College: Dame Allan’s (again. Sorry, I went to one of those posh schools.) A-Level Maths, Further Maths, French, Physics.

Apprenticeship: None.

University: Newcastle University. Master’s degree in Mathematics and Statistics.

First Job: Newcastle University. Tutor and e-learning officer.

Top tip

Are there any tips you would give someone who wants a career in your field?

Maths is much more about persistence than natural ability – everybody gets stuck, and it’s much more than just doing sums – in fact, some of us are hopeless at doing actual calculations. Doing puzzles and playing games is the best way to develop your thinking skills.

Good thing/bad thing

Best thing about your job?

I get to solve interesting maths problems, and travel around the world to meet people who use the software I make.

Not-so-good thing about your job?

Like all jobs, there are forms to fill in and meetings to attend. On busy days when I’m interrupted a lot, it makes it hard to get any good maths done.

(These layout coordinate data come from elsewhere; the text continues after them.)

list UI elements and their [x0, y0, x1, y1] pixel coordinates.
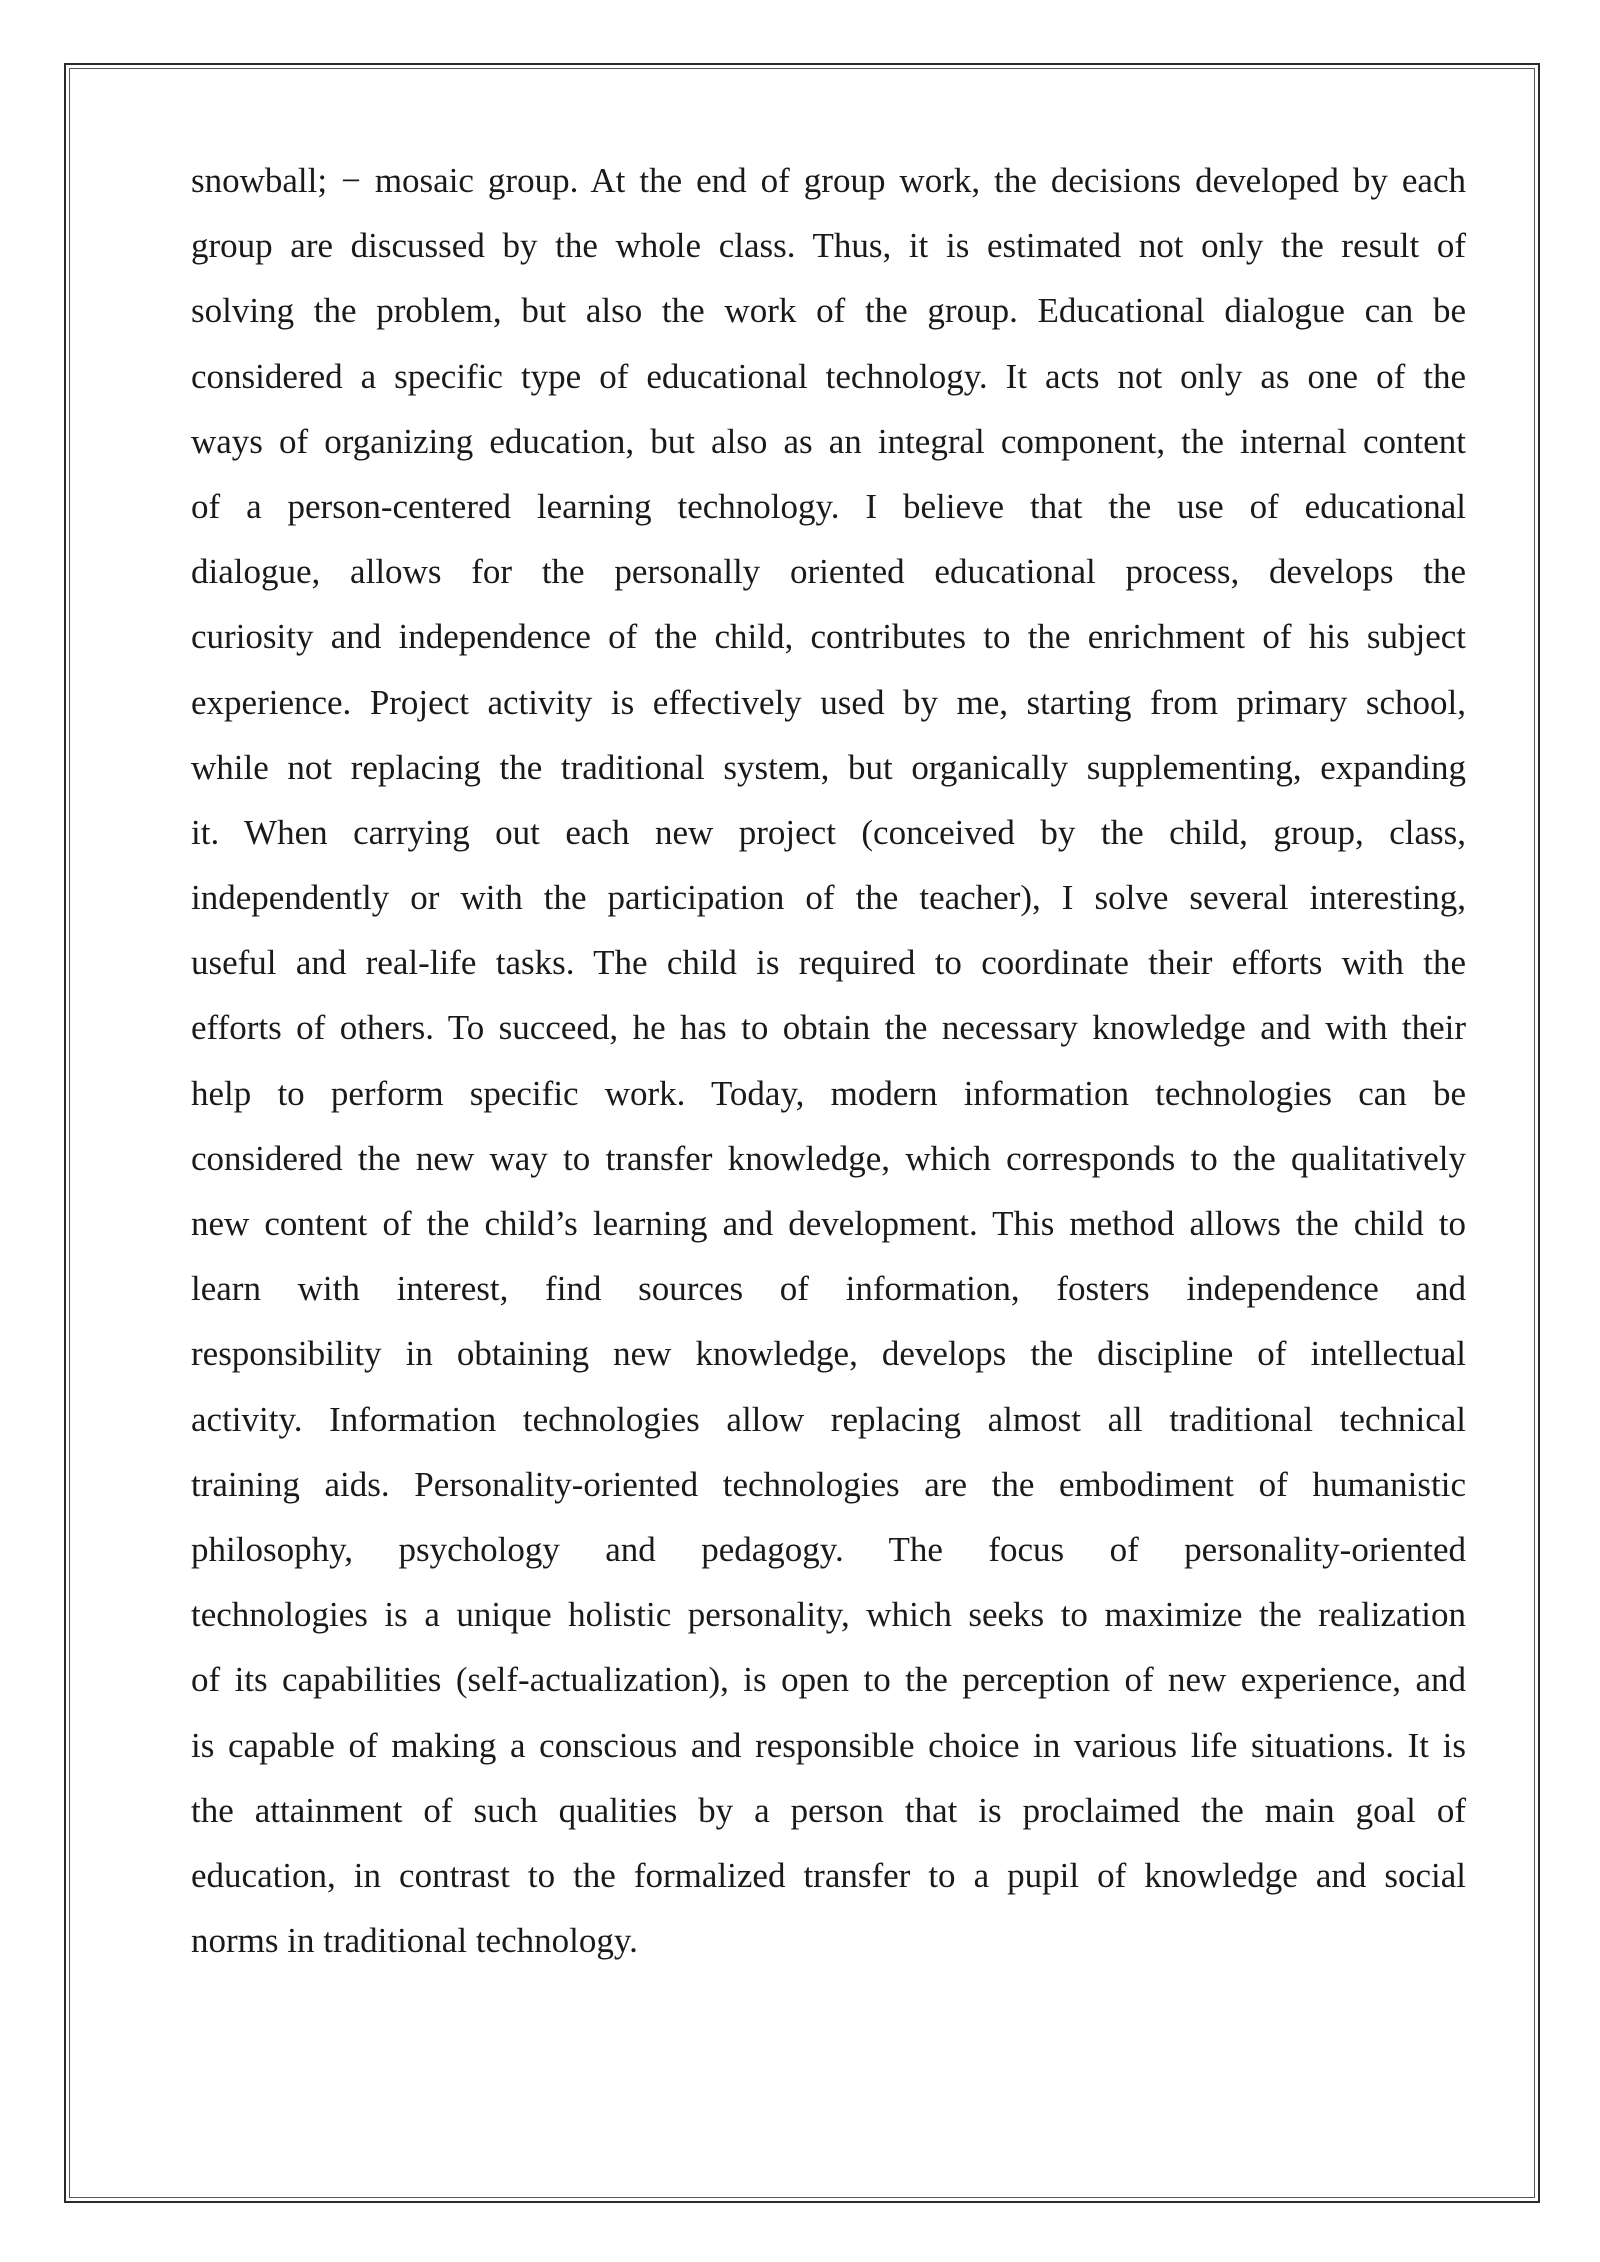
- text-line: solving the problem, but also the work of the group. Educational dialogue can be: [191, 291, 1466, 331]
- text-line: while not replacing the traditional system, but organically supplementing, expanding: [191, 747, 1466, 787]
- text-line: education, in contrast to the formalized transfer to a pupil of knowledge and social: [191, 1855, 1466, 1895]
- text-line: ways of organizing education, but also as an integral component, the internal content: [191, 421, 1466, 461]
- text-line: the attainment of such qualities by a person that is proclaimed the main goal of: [191, 1790, 1466, 1830]
- text-line: efforts of others. To succeed, he has to obtain the necessary knowledge and with their: [191, 1008, 1466, 1048]
- text-line: technologies is a unique holistic personality, which seeks to maximize the realization: [191, 1595, 1466, 1635]
- text-line: considered a specific type of educational technology. It acts not only as one of the: [191, 356, 1466, 396]
- text-line: dialogue, allows for the personally oriented educational process, develops the: [191, 552, 1466, 592]
- text-line: is capable of making a conscious and responsible choice in various life situations. It is: [191, 1725, 1466, 1765]
- text-line: philosophy, psychology and pedagogy. The focus of personality-oriented: [191, 1529, 1466, 1569]
- text-line: independently or with the participation of the teacher), I solve several interesting,: [191, 878, 1466, 918]
- text-line: learn with interest, find sources of information, fosters independence and: [191, 1269, 1466, 1309]
- text-line: of its capabilities (self-actualization), is open to the perception of new experience, and: [191, 1660, 1466, 1700]
- text-line: new content of the child’s learning and development. This method allows the child to: [191, 1204, 1466, 1243]
- text-line: of a person-centered learning technology. I believe that the use of educational: [191, 486, 1466, 526]
- text-line: help to perform specific work. Today, modern information technologies can be: [191, 1073, 1466, 1113]
- text-line: experience. Project activity is effectively used by me, starting from primary school,: [191, 682, 1466, 722]
- text-line: useful and real-life tasks. The child is required to coordinate their efforts with the: [191, 943, 1466, 983]
- text-line-last: norms in traditional technology.: [191, 1921, 638, 1961]
- body-paragraph: [191, 148, 1466, 1973]
- text-line: snowball; − mosaic group. At the end of group work, the decisions developed by each: [191, 161, 1466, 200]
- text-line: curiosity and independence of the child, contributes to the enrichment of his subject: [191, 617, 1466, 657]
- text-line: responsibility in obtaining new knowledge, develops the discipline of intellectual: [191, 1334, 1466, 1374]
- text-line: activity. Information technologies allow replacing almost all traditional technical: [191, 1399, 1466, 1439]
- text-line: considered the new way to transfer knowledge, which corresponds to the qualitatively: [191, 1138, 1466, 1178]
- text-line: group are discussed by the whole class. Thus, it is estimated not only the result of: [191, 226, 1466, 266]
- text-line: training aids. Personality-oriented technologies are the embodiment of humanistic: [191, 1464, 1466, 1504]
- text-line: it. When carrying out each new project (conceived by the child, group, class,: [191, 812, 1466, 852]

Please supply up to 5 photos and accompanying text which summarise a typical day in your job

My whiteboard has my to-do list on it, and some working-out for maths problems I’ve been working on.

My job involves a lot of programming. I make a system which lets students do their homework online. I have to solve lots of maths problems to make it work.

I work with other lecturers to come up with homework questions for their students. I often have to look up theorems in books. I get through a lot of paper with my working-out!

Juggling helps me think. I couldn’t do it at all at first, but I tried it for 5 minutes each morning and now I’m pretty good, though I can’t do any tricks yet! Often the best way to solve a hard problem is to do something else entirely, like going for a walk or tidying my desk.

I regularly travel to other universities to present my work. That means I have to stand up and talk to rooms full of people I don’t know about something I find interesting – something I’ve always enjoyed. Recently I’ve given talks in Edinburgh, Norway, and South Africa.